A programabilidade permite ainda o uso integrado de outras ferramentas, como a descentralized finance (DeFi), que permite digitalizar produtos financeiros, de investimento, crédito e pagamentos em uma rede blockchain. “Para financiar uma operação em uma determinada indústria existem várias camadas de intermediação, como securitização, registros e distribuição, o que encarece a captação do recurso. O DeFi permite que o banco ou quem está dando a garantia faça distribuição direta.”
O escritor Rudá Pellini afirma que a revolução dos tokens e da vida digital ainda está muito no começo. “A mudança do dinheiro é o começo da chama desse pavio de como vamos entender organizações e sociedade”, diz.

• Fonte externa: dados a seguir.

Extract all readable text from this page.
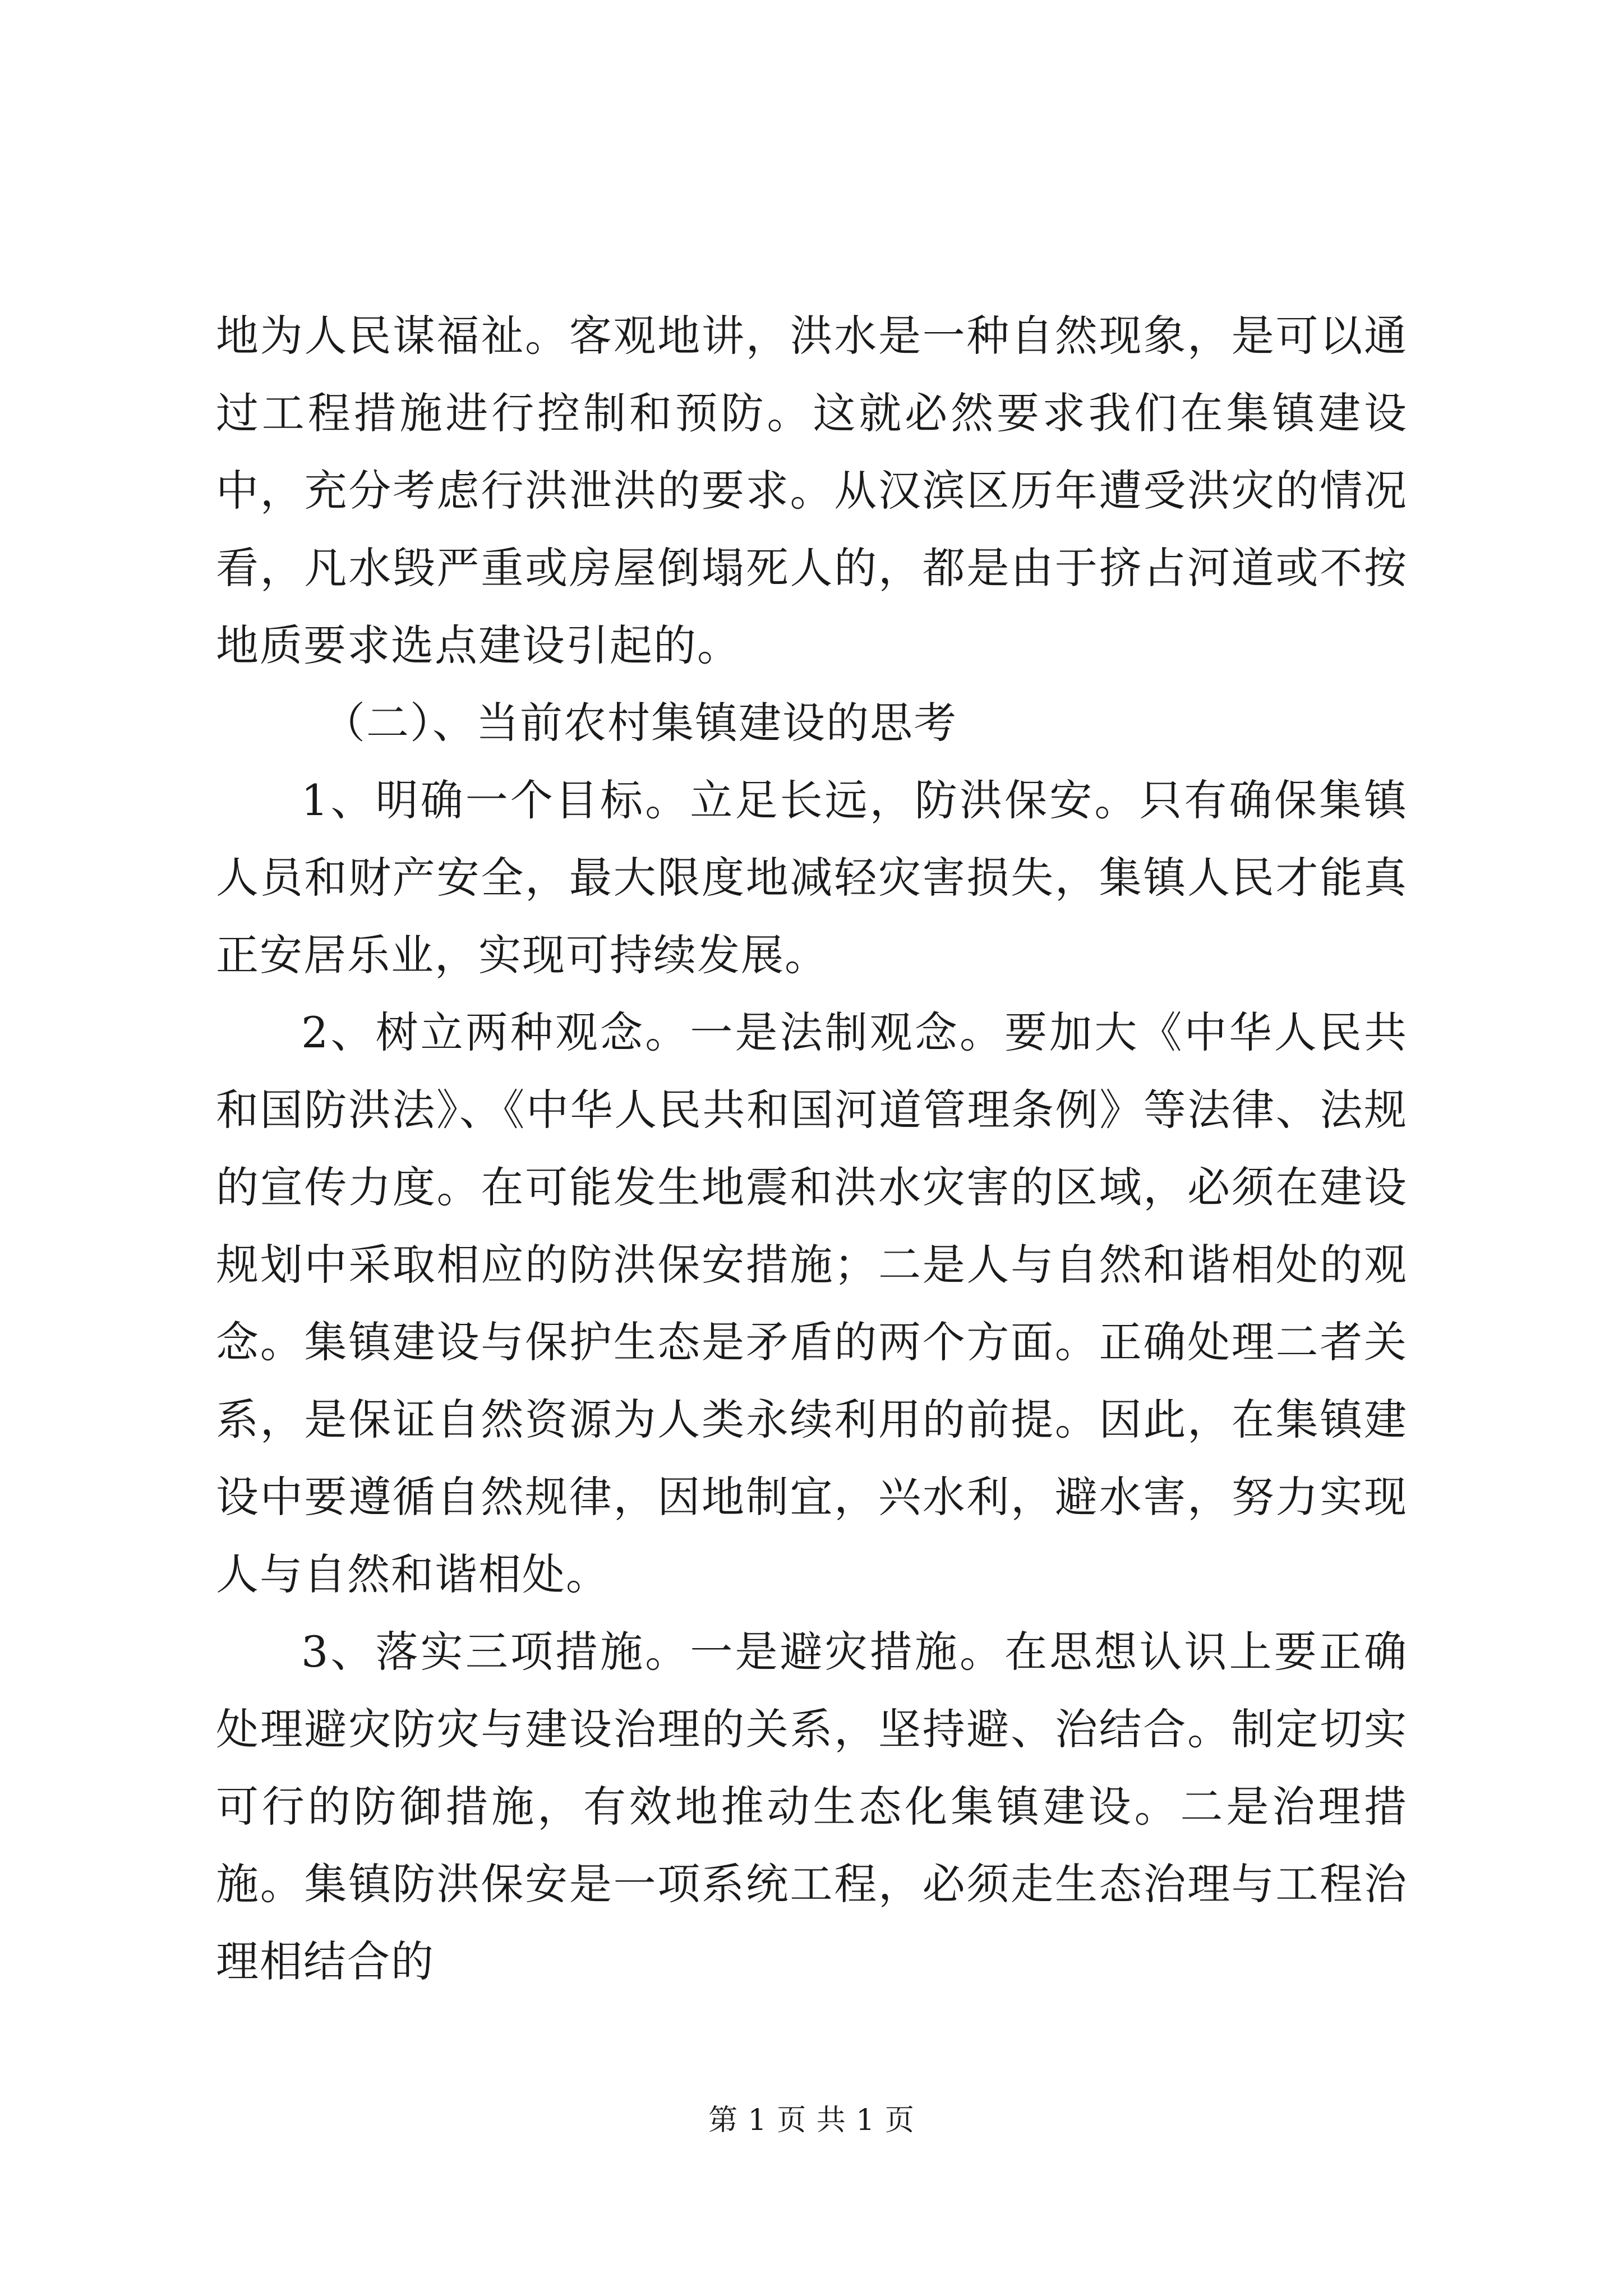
地为人民谋福祉。客观地讲，洪水是一种自然现象，是可以通过工程措施进行控制和预防。这就必然要求我们在集镇建设中，充分考虑行洪泄洪的要求。从汉滨区历年遭受洪灾的情况看，凡水毁严重或房屋倒塌死人的，都是由于挤占河道或不按地质要求选点建设引起的。

（二）、当前农村集镇建设的思考

1、明确一个目标。立足长远，防洪保安。只有确保集镇人员和财产安全，最大限度地减轻灾害损失，集镇人民才能真正安居乐业，实现可持续发展。

2、树立两种观念。一是法制观念。要加大《中华人民共和国防洪法》、《中华人民共和国河道管理条例》等法律、法规的宣传力度。在可能发生地震和洪水灾害的区域，必须在建设规划中采取相应的防洪保安措施；二是人与自然和谐相处的观念。集镇建设与保护生态是矛盾的两个方面。正确处理二者关系，是保证自然资源为人类永续利用的前提。因此，在集镇建设中要遵循自然规律，因地制宜，兴水利，避水害，努力实现人与自然和谐相处。

3、落实三项措施。一是避灾措施。在思想认识上要正确处理避灾防灾与建设治理的关系，坚持避、治结合。制定切实可行的防御措施，有效地推动生态化集镇建设。二是治理措施。集镇防洪保安是一项系统工程，必须走生态治理与工程治理相结合的

第 1 页 共 1 页
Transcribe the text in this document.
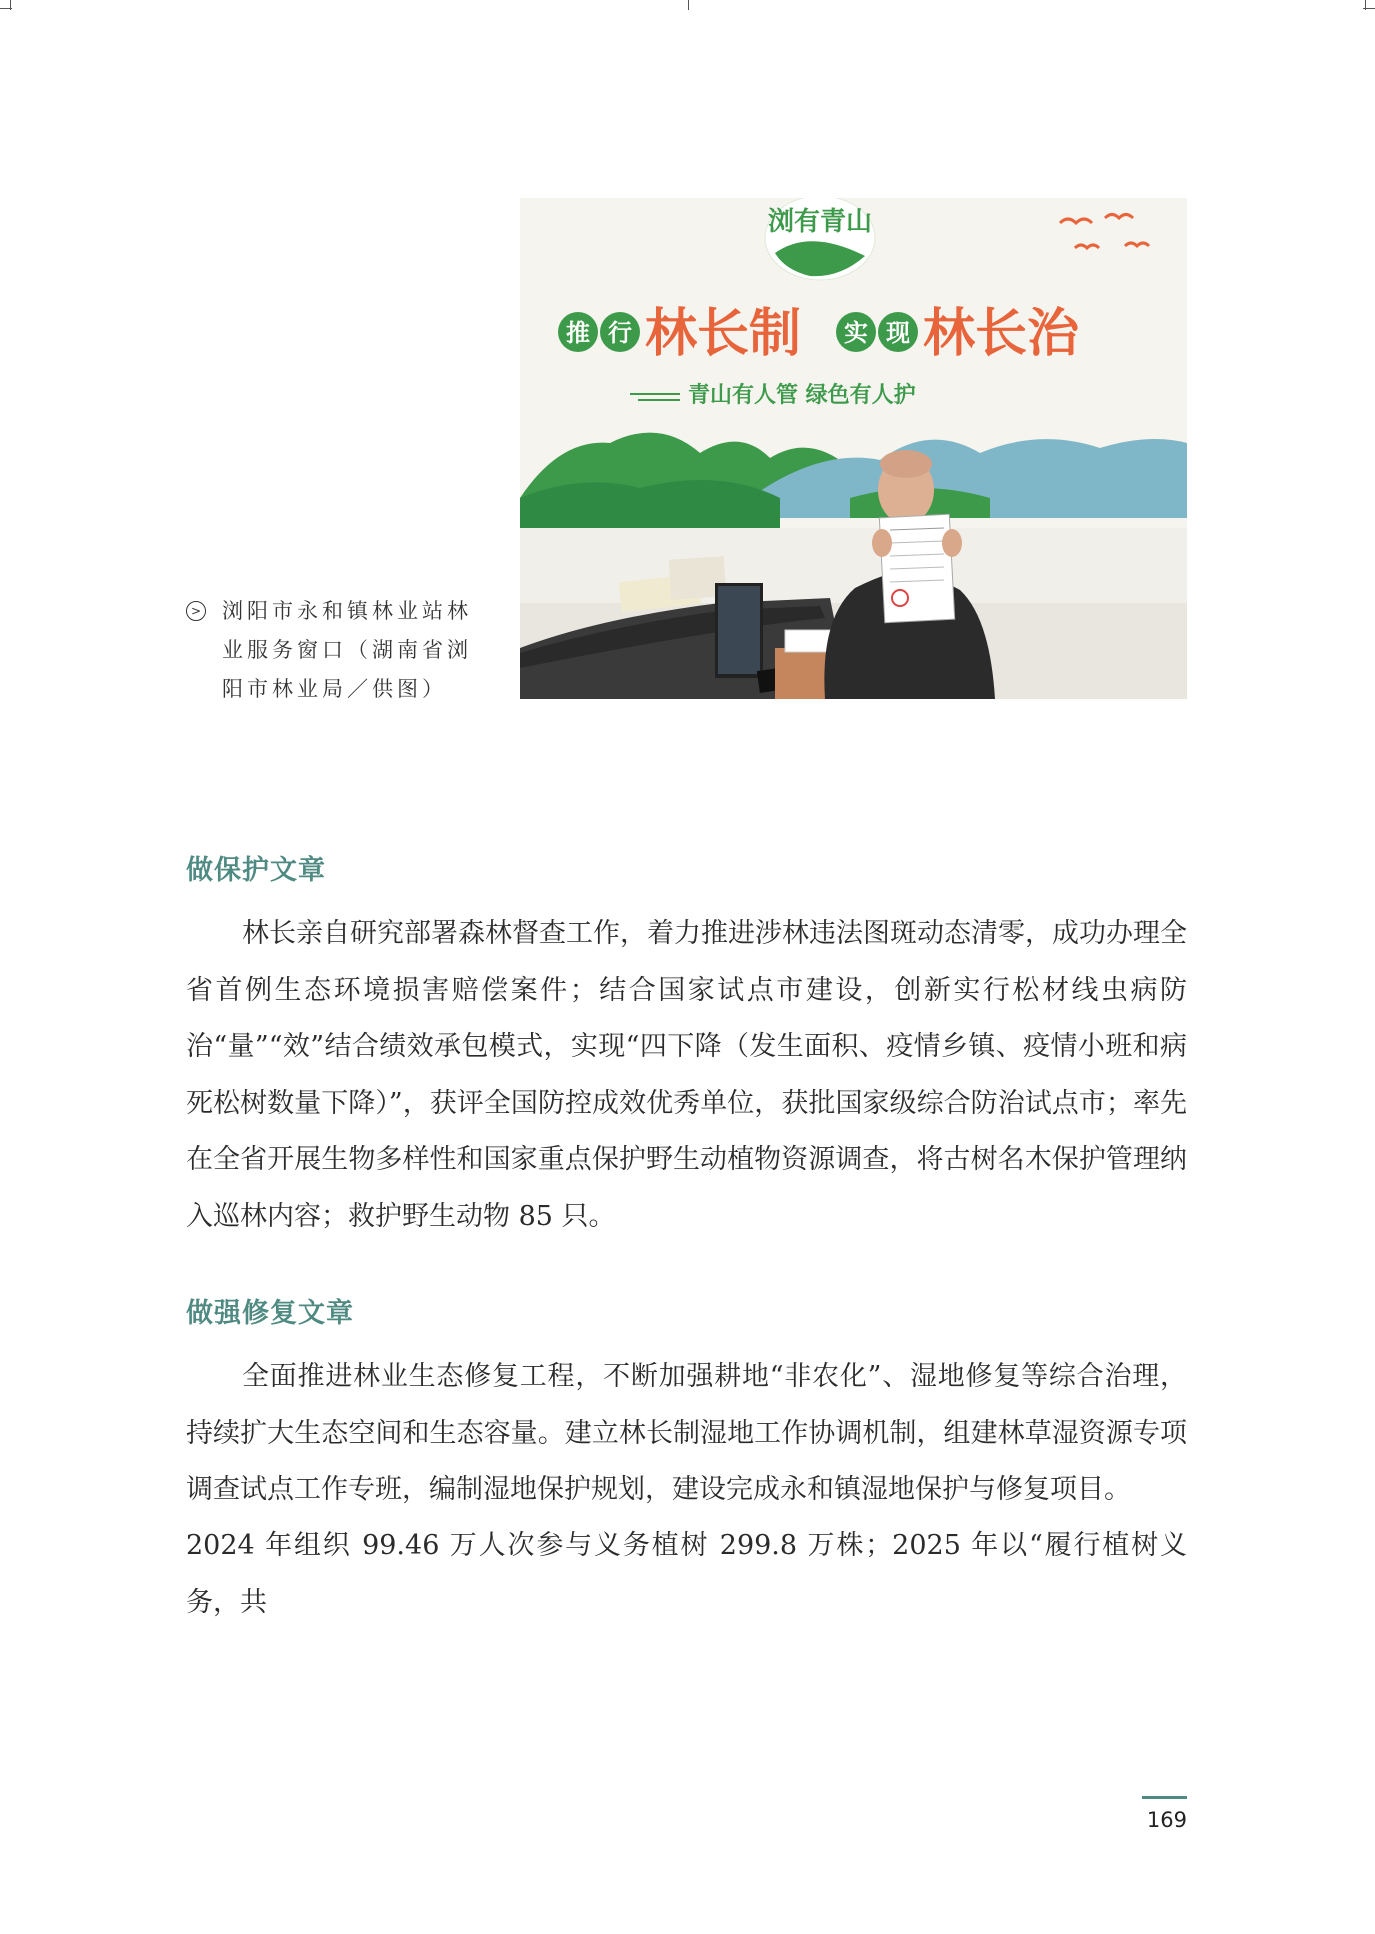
浏有青山
推 行 林长制 实 现 林长治
青山有人管 绿色有人护
> 浏阳市永和镇林业站林业服务窗口（湖南省浏阳市林业局／供图）
做保护文章

林长亲自研究部署森林督查工作，着力推进涉林违法图斑动态清零，成功办理全省首例生态环境损害赔偿案件；结合国家试点市建设，创新实行松材线虫病防治“量”“效”结合绩效承包模式，实现“四下降（发生面积、疫情乡镇、疫情小班和病死松树数量下降）”，获评全国防控成效优秀单位，获批国家级综合防治试点市；率先在全省开展生物多样性和国家重点保护野生动植物资源调查，将古树名木保护管理纳入巡林内容；救护野生动物 85 只。

做强修复文章

全面推进林业生态修复工程，不断加强耕地“非农化”、湿地修复等综合治理，持续扩大生态空间和生态容量。建立林长制湿地工作协调机制，组建林草湿资源专项调查试点工作专班，编制湿地保护规划，建设完成永和镇湿地保护与修复项目。

2024 年组织 99.46 万人次参与义务植树 299.8 万株；2025 年以“履行植树义务，共

169
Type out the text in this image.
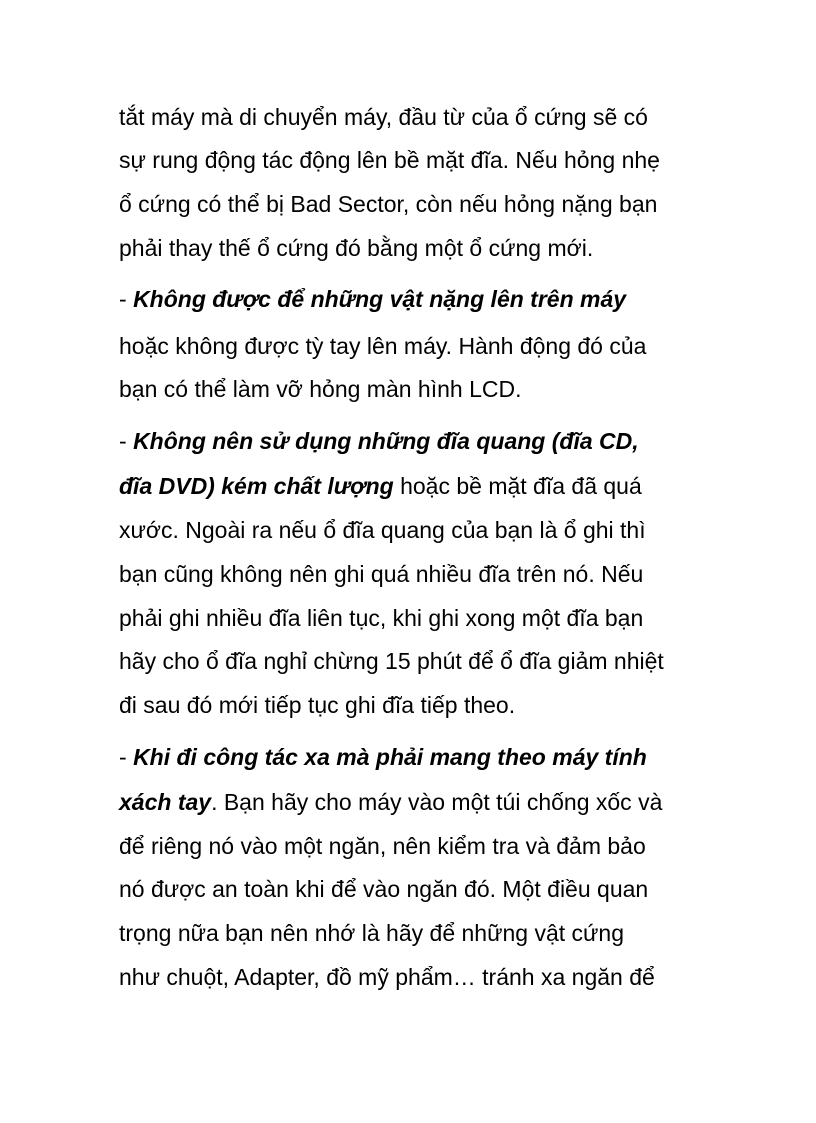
tắt máy mà di chuyển máy, đầu từ của ổ cứng sẽ có

sự rung động tác động lên bề mặt đĩa. Nếu hỏng nhẹ

ổ cứng có thể bị Bad Sector, còn nếu hỏng nặng bạn

phải thay thế ổ cứng đó bằng một ổ cứng mới.

- Không được để những vật nặng lên trên máy

hoặc không được tỳ tay lên máy. Hành động đó của

bạn có thể làm vỡ hỏng màn hình LCD.

- Không nên sử dụng những đĩa quang (đĩa CD,

đĩa DVD) kém chất lượng hoặc bề mặt đĩa đã quá

xước. Ngoài ra nếu ổ đĩa quang của bạn là ổ ghi thì

bạn cũng không nên ghi quá nhiều đĩa trên nó. Nếu

phải ghi nhiều đĩa liên tục, khi ghi xong một đĩa bạn

hãy cho ổ đĩa nghỉ chừng 15 phút để ổ đĩa giảm nhiệt

đi sau đó mới tiếp tục ghi đĩa tiếp theo.

- Khi đi công tác xa mà phải mang theo máy tính

xách tay. Bạn hãy cho máy vào một túi chống xốc và

để riêng nó vào một ngăn, nên kiểm tra và đảm bảo

nó được an toàn khi để vào ngăn đó. Một điều quan

trọng nữa bạn nên nhớ là hãy để những vật cứng

như chuột, Adapter, đồ mỹ phẩm… tránh xa ngăn để
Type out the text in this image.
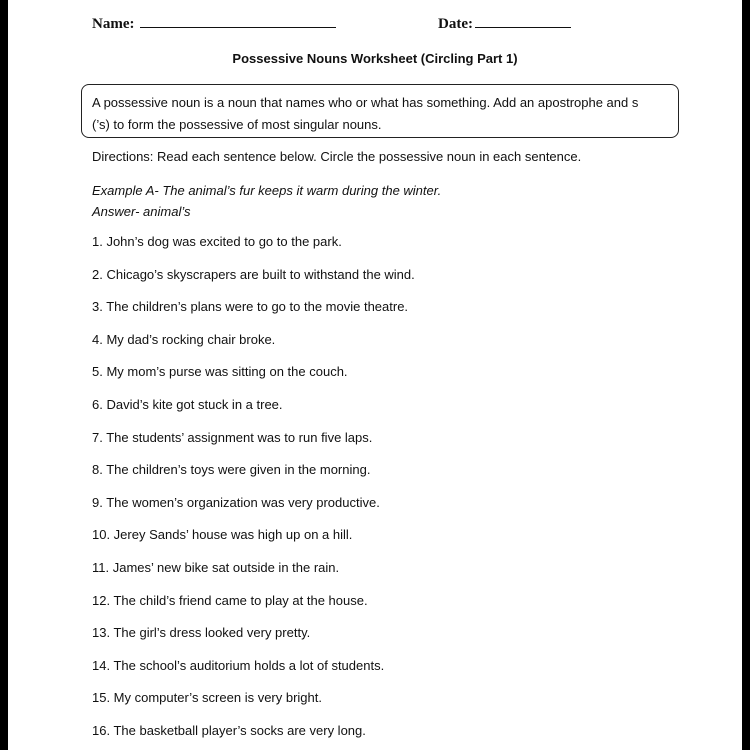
Name:	Date:
Possessive Nouns Worksheet (Circling Part 1)
A possessive noun is a noun that names who or what has something. Add an apostrophe and s
(’s) to form the possessive of most singular nouns.
Directions: Read each sentence below. Circle the possessive noun in each sentence.
Example A- The animal’s fur keeps it warm during the winter.
Answer- animal’s
1. John’s dog was excited to go to the park.
2. Chicago’s skyscrapers are built to withstand the wind.
3. The children’s plans were to go to the movie theatre.
4. My dad’s rocking chair broke.
5. My mom’s purse was sitting on the couch.
6. David’s kite got stuck in a tree.
7. The students’ assignment was to run five laps.
8. The children’s toys were given in the morning.
9. The women’s organization was very productive.
10. Jerey Sands’ house was high up on a hill.
11. James’ new bike sat outside in the rain.
12. The child’s friend came to play at the house.
13. The girl’s dress looked very pretty.
14. The school’s auditorium holds a lot of students.
15. My computer’s screen is very bright.
16. The basketball player’s socks are very long.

Segundo Pellini, em um futuro próximo os investidores poderão aplicar recursos “sem fricção” em ativos em qualquer parte do mundo e em categorias que ainda nem existem. “Por exemplo, as pessoas poderão ter tokens [pequenas frações] de imóveis no Airbnb e receber a parte proporcional das remunerações daqueles imóveis. É possível tokenizar tudo. As pessoas poderão tokenizar seu trabalho, sua casa, captar valores, por exemplo, para ampliar um pequeno negócio. Isso pode ser considerado uma verdadeira democratização da produção de riqueza.”